После завтрака Лиза и Адочка ушли в гимназию. К десяти часам уехал в контору старый Гиммер.
Лена все ожидала, что, раз ее привезли сюда, кто-нибудь займется ею или укажет, что она должна делать, но никто ей ничего не указывал, и она, скучая, болталась в столовой.
Часам к одиннадцати вышел к завтраку Таточка в длинном мохнатом халате и в туфлях. Таточка сильно разросся и потолстел, он начинал лысеть. Заметив Лену, он несколько мгновений задержал на ней свой невнимательный взгляд.
– Это что за экземпляр? – сказал он, неизвестно к кому обращаясь, и тут же забыл о ее присутствии.
Лена с удивлением посмотрела на него и, не поняв, что он сказал и к чему это, не обиделась на него.
Но Таточка окончательно удивил ее, когда, разложив перед собой газеты и журналы и искоса заглядывая в них, он разрезал вдоль французскую булку, намазал маслом, переложил икрой и съел всю булку и выпил два стакана кофе, а потом разрезал так же вторую булку, переложил сыром и выпил еще два стакана кофе.
Таточка два года назад окончил гимназию. Еще в гимназии он начал заниматься живописью и по окончании хотел поступить в художественную академию. Однако в академию его не приняли, сказав, что у него нет никаких способностей к живописи.

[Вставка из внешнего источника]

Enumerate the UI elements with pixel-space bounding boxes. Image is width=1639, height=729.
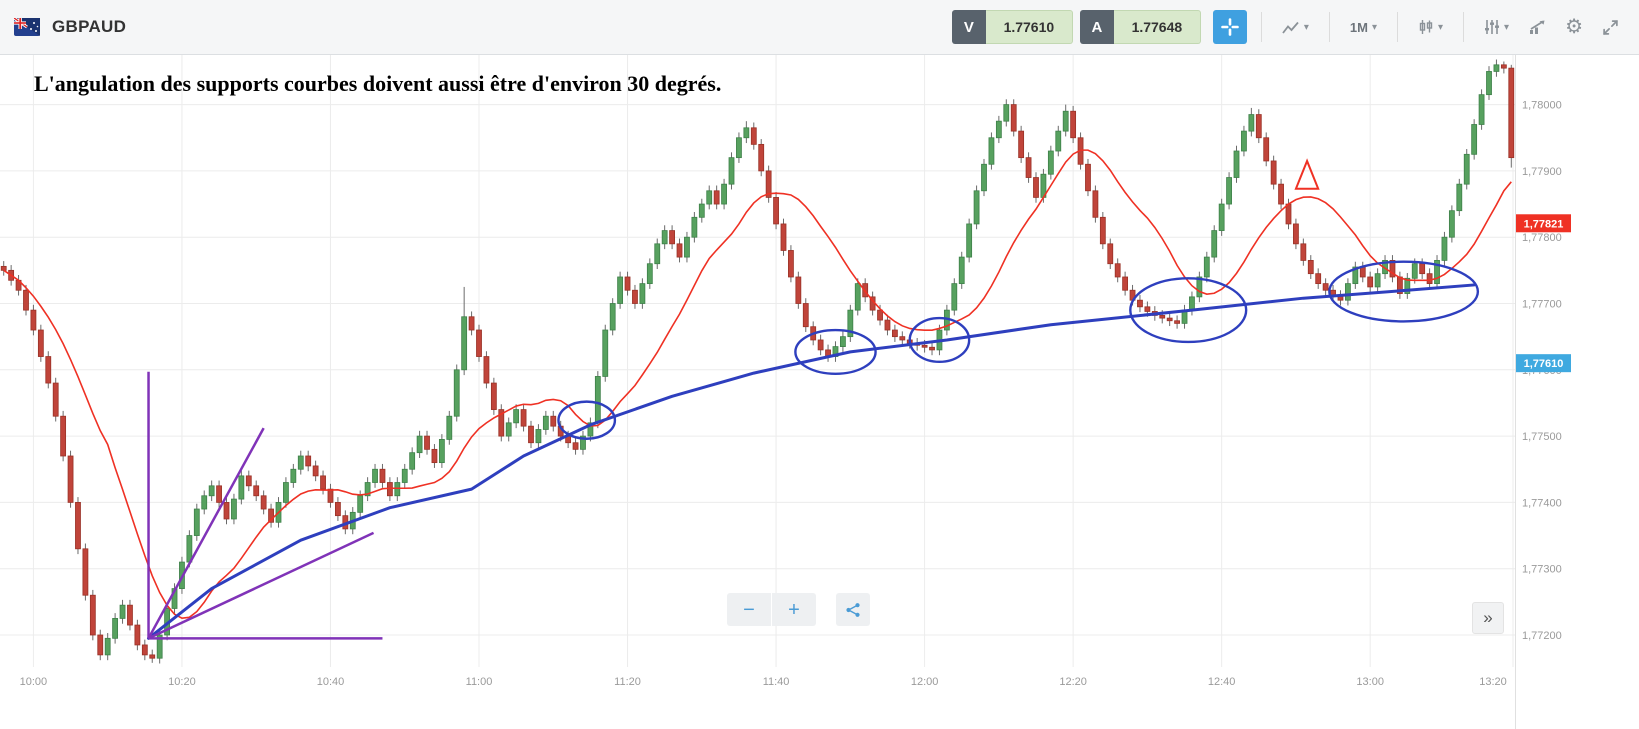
indicator-sliders-icon (1485, 20, 1500, 34)
chevron-down-icon: ▾ (1504, 21, 1510, 33)
indicators-button[interactable]: ▾ (1478, 15, 1515, 39)
crosshair-icon (1221, 18, 1239, 36)
chevron-down-icon: ▾ (1303, 21, 1309, 33)
svg-text:1,78000: 1,78000 (1522, 100, 1562, 112)
buy-button[interactable]: A 1.77648 (1079, 10, 1201, 44)
svg-text:11:20: 11:20 (614, 676, 641, 688)
timeframe-button[interactable]: 1M ▾ (1344, 16, 1383, 39)
drawn-annotations[interactable] (147, 158, 1480, 640)
time-axis-labels[interactable]: 10:00 10:20 10:40 11:00 11:20 11:40 12:00 12:20… (20, 676, 1507, 688)
timeframe-label: 1M (1349, 19, 1368, 35)
svg-text:11:00: 11:00 (466, 676, 493, 688)
settings-button[interactable]: ⚙ (1559, 13, 1589, 41)
svg-text:1,77500: 1,77500 (1522, 431, 1562, 443)
annotation-text: L'angulation des supports courbes doiven… (34, 71, 722, 96)
grid-lines (0, 55, 1516, 729)
candle-style-button[interactable]: ▾ (1412, 15, 1449, 39)
expand-icon (1603, 19, 1618, 35)
zoom-controls: − + (727, 593, 870, 626)
gear-icon: ⚙ (1565, 16, 1583, 38)
toolbar-divider (1463, 12, 1465, 42)
chart-area[interactable]: 1,780001,779001,778001,777001,776001,775… (0, 55, 1639, 729)
toolbar-divider (1328, 12, 1330, 42)
fullscreen-button[interactable] (1596, 15, 1625, 40)
buy-price: 1.77648 (1113, 10, 1201, 44)
symbol-header: GBPAUD (14, 17, 126, 37)
toolbar-divider (1260, 12, 1262, 42)
trend-arrow-icon (1530, 20, 1545, 34)
svg-text:1,77610: 1,77610 (1524, 358, 1564, 370)
svg-text:1,77700: 1,77700 (1522, 299, 1562, 311)
share-button[interactable] (836, 593, 870, 626)
price-tags: 1,77821 1,77610 (1516, 214, 1571, 373)
svg-text:1,77300: 1,77300 (1522, 564, 1562, 576)
svg-text:10:40: 10:40 (317, 676, 345, 688)
svg-text:12:00: 12:00 (911, 676, 939, 688)
buy-letter: A (1079, 10, 1114, 44)
svg-text:1,77900: 1,77900 (1522, 166, 1562, 178)
toolbar-divider (1397, 12, 1398, 42)
topbar: GBPAUD V 1.77610 A 1.77648 ▾ (0, 0, 1639, 55)
svg-text:1,77400: 1,77400 (1522, 497, 1562, 509)
crosshair-button[interactable] (1212, 10, 1247, 44)
svg-text:13:20: 13:20 (1479, 676, 1507, 688)
moving-average-line (3, 149, 1512, 620)
candlestick-icon (1419, 20, 1433, 34)
symbol-title: GBPAUD (52, 17, 127, 36)
svg-text:1,77800: 1,77800 (1522, 232, 1562, 244)
svg-text:12:40: 12:40 (1208, 676, 1236, 688)
chevron-down-icon: ▾ (1438, 21, 1444, 33)
svg-text:11:40: 11:40 (763, 676, 790, 688)
chart-toolbar: V 1.77610 A 1.77648 ▾ 1M ▾ (951, 10, 1625, 44)
sell-button[interactable]: V 1.77610 (951, 10, 1073, 44)
gbpaud-flag-icon (14, 18, 40, 36)
svg-text:13:00: 13:00 (1356, 676, 1384, 688)
analytics-button[interactable] (1522, 15, 1552, 39)
svg-text:10:20: 10:20 (168, 676, 196, 688)
line-chart-icon (1282, 21, 1299, 34)
svg-text:12:20: 12:20 (1059, 676, 1087, 688)
chevron-down-icon: ▾ (1371, 21, 1377, 33)
zoom-in-button[interactable]: + (772, 593, 816, 626)
sell-letter: V (951, 10, 986, 44)
share-icon (846, 602, 860, 617)
price-chart[interactable]: 1,780001,779001,778001,777001,776001,775… (0, 55, 1639, 729)
price-axis-labels[interactable]: 1,780001,779001,778001,777001,776001,775… (1522, 100, 1562, 642)
svg-text:1,77821: 1,77821 (1524, 218, 1564, 230)
sell-price: 1.77610 (985, 10, 1073, 44)
svg-text:1,77200: 1,77200 (1522, 630, 1562, 642)
svg-text:10:00: 10:00 (20, 676, 48, 688)
chart-type-button[interactable]: ▾ (1276, 16, 1315, 39)
collapse-panel-button[interactable]: » (1472, 602, 1504, 634)
zoom-out-button[interactable]: − (727, 593, 771, 626)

Таточка не обиделся на академию, ибо что можно было и ожидать от этих законсервированных представителей старого художественного направления?
Вернувшись к отцу, он занялся тем, что стал изучать новейшую философию, выбирая такую, что помрачнее, и писать масляными красками какие-то длинные лица и деревья.

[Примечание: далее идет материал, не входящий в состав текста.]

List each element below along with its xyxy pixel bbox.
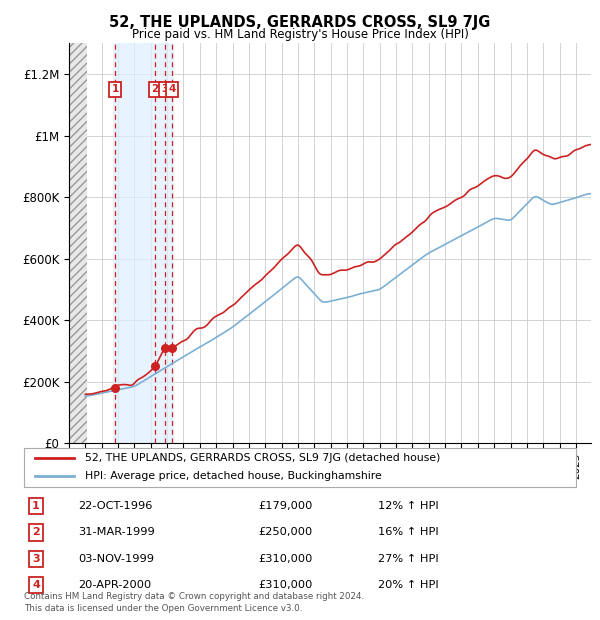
Text: 22-OCT-1996: 22-OCT-1996 bbox=[78, 501, 152, 511]
Text: 4: 4 bbox=[32, 580, 40, 590]
Text: £250,000: £250,000 bbox=[258, 528, 312, 538]
Text: Price paid vs. HM Land Registry's House Price Index (HPI): Price paid vs. HM Land Registry's House … bbox=[131, 28, 469, 41]
Text: 2: 2 bbox=[151, 84, 158, 94]
Text: 16% ↑ HPI: 16% ↑ HPI bbox=[378, 528, 439, 538]
Text: 27% ↑ HPI: 27% ↑ HPI bbox=[378, 554, 439, 564]
Bar bbox=[69, 43, 86, 443]
Text: 1: 1 bbox=[112, 84, 119, 94]
Bar bbox=[113, 43, 174, 443]
Text: £310,000: £310,000 bbox=[258, 580, 313, 590]
Text: Contains HM Land Registry data © Crown copyright and database right 2024.
This d: Contains HM Land Registry data © Crown c… bbox=[24, 591, 364, 613]
FancyBboxPatch shape bbox=[24, 448, 576, 487]
Text: 12% ↑ HPI: 12% ↑ HPI bbox=[378, 501, 439, 511]
Text: £310,000: £310,000 bbox=[258, 554, 313, 564]
Text: 52, THE UPLANDS, GERRARDS CROSS, SL9 7JG (detached house): 52, THE UPLANDS, GERRARDS CROSS, SL9 7JG… bbox=[85, 453, 440, 463]
Text: 2: 2 bbox=[32, 528, 40, 538]
Text: 4: 4 bbox=[169, 84, 176, 94]
Text: 20-APR-2000: 20-APR-2000 bbox=[78, 580, 151, 590]
Text: 31-MAR-1999: 31-MAR-1999 bbox=[78, 528, 155, 538]
Text: 52, THE UPLANDS, GERRARDS CROSS, SL9 7JG: 52, THE UPLANDS, GERRARDS CROSS, SL9 7JG bbox=[109, 16, 491, 30]
Text: 1: 1 bbox=[32, 501, 40, 511]
Text: 20% ↑ HPI: 20% ↑ HPI bbox=[378, 580, 439, 590]
Text: £179,000: £179,000 bbox=[258, 501, 313, 511]
Text: 03-NOV-1999: 03-NOV-1999 bbox=[78, 554, 154, 564]
Text: 3: 3 bbox=[32, 554, 40, 564]
Text: HPI: Average price, detached house, Buckinghamshire: HPI: Average price, detached house, Buck… bbox=[85, 471, 382, 481]
Text: 3: 3 bbox=[161, 84, 168, 94]
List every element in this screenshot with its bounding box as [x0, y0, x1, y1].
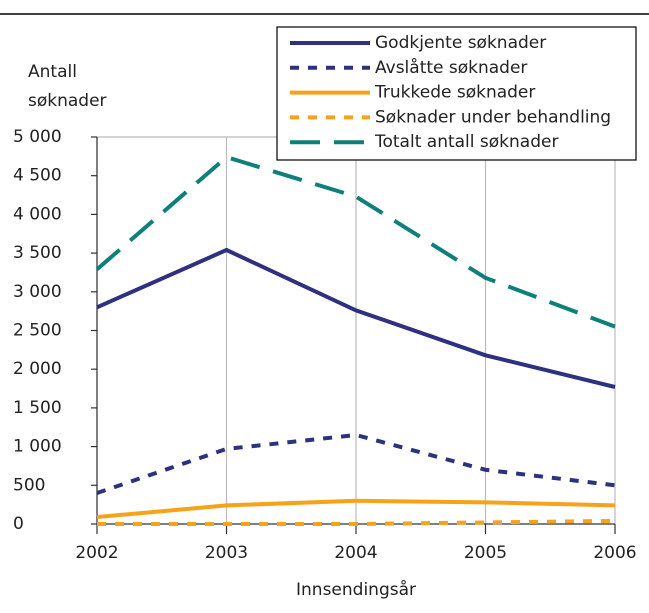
y-tick-label: 5 000	[13, 127, 62, 147]
x-tick-label: 2004	[334, 543, 377, 563]
y-axis-label: Antall	[28, 62, 77, 82]
series-line	[95, 154, 616, 329]
x-tick-label: 2002	[75, 543, 118, 563]
legend-label: Trukkede søknader	[374, 83, 535, 103]
legend-label: Totalt antall søknader	[374, 132, 558, 152]
x-tick-label: 2006	[593, 543, 636, 563]
x-axis-label: Innsendingsår	[296, 579, 416, 600]
series-line	[96, 247, 616, 389]
y-tick-label: 4 000	[13, 204, 62, 224]
y-tick-label: 2 500	[13, 321, 62, 341]
y-tick-label: 1 500	[13, 398, 62, 418]
y-tick-label: 2 000	[13, 359, 62, 379]
legend-label: Søknader under behandling	[375, 107, 611, 127]
legend-label: Avslåtte søknader	[375, 57, 527, 78]
legend-label: Godkjente søknader	[375, 33, 546, 53]
y-tick-label: 1 000	[13, 437, 62, 457]
y-tick-label: 0	[13, 514, 24, 534]
y-tick-label: 3 500	[13, 243, 62, 263]
series-line	[97, 518, 616, 526]
x-tick-label: 2005	[464, 543, 507, 563]
series-line	[96, 432, 616, 495]
y-tick-label: 4 500	[13, 166, 62, 186]
series-line	[96, 498, 616, 520]
y-axis-label: søknader	[28, 91, 107, 111]
y-tick-label: 500	[13, 475, 45, 495]
x-tick-label: 2003	[205, 543, 248, 563]
y-tick-label: 3 000	[13, 282, 62, 302]
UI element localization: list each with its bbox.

Однажды он издал даже книгу стихов, которую он в предисловии сам охарактеризовал как «полубред, полудействительность, полубодрствование, полусон, жар избытого томления и хмель зарождающейся жизни, кипение и нежность, силу и слабость – непостижимую, но действительную, странную, но несомненную, крутящую мысли и сжимающую сердце мистику зачатия…».

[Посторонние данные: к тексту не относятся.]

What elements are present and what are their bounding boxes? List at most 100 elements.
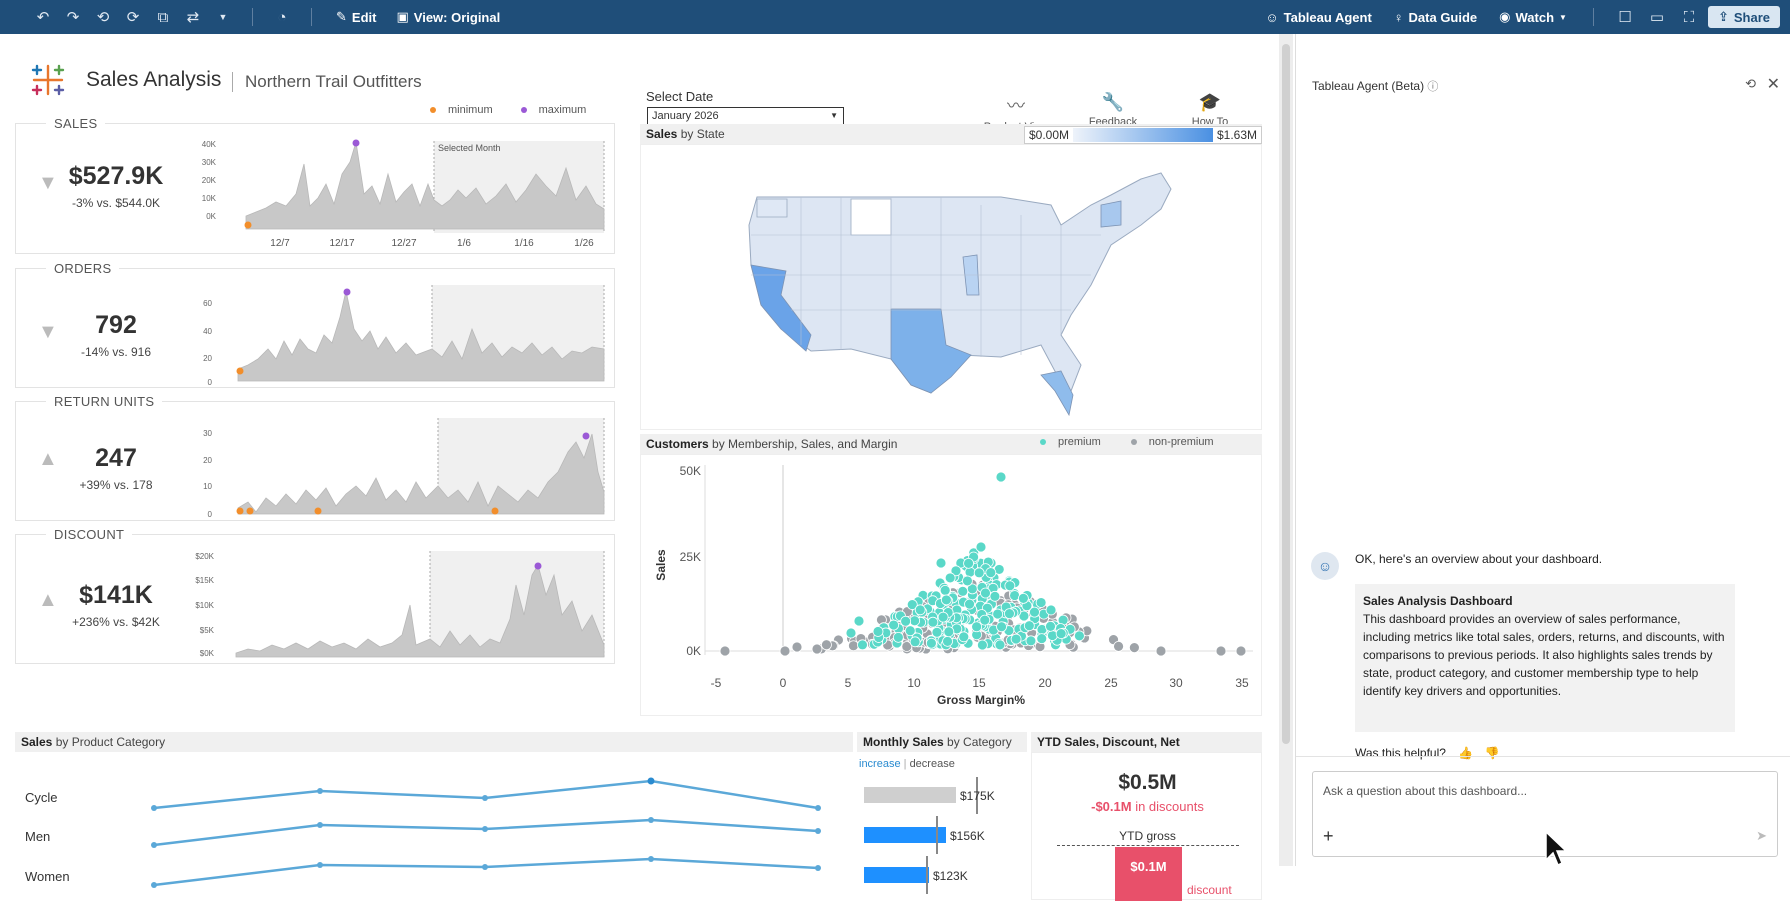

«Какая необыкновенная тишина, – писал он о собственных стихах, – какая чуткая сонь, важно-цветистая, торжественно полыхающая пламенем голубизны!..»
Книжка Таточки была издана на средства отца, в роскошном переплете, в двенадцати пронумерованных и поименованных экземплярах, – она была роздана только понимающим. Вокруг Таточки образовался кружок, с величайшим презрением относившийся ко всякого рода человеческой деятельности, кроме той, какой он сам занимался.
Таточка вставал не ранее двенадцати часов дня, обильно завтракал. После того два-три часа он занимался живописью или чтением, или писал стихи. К началу занятий уже стояли возле на столике два раскупоренных ящичка с японскими апельсинами и мандаринами. Во время работы Таточка рассеянно запускал свою белую полную руку в ящики, – к концу занятий обычно оба ящика бывали опорожнены.
Если приходил кто-либо из кружка, Таточка обедал отдельно от остальных членов семьи. После обеда он спал. Потом он гулял немного, а вечером с кем-либо из кружка шел в театр, или на концерт, или на диспут, или на литературный суд, которые устраивались особенно часто в женской гимназии. Возвращался он поздно.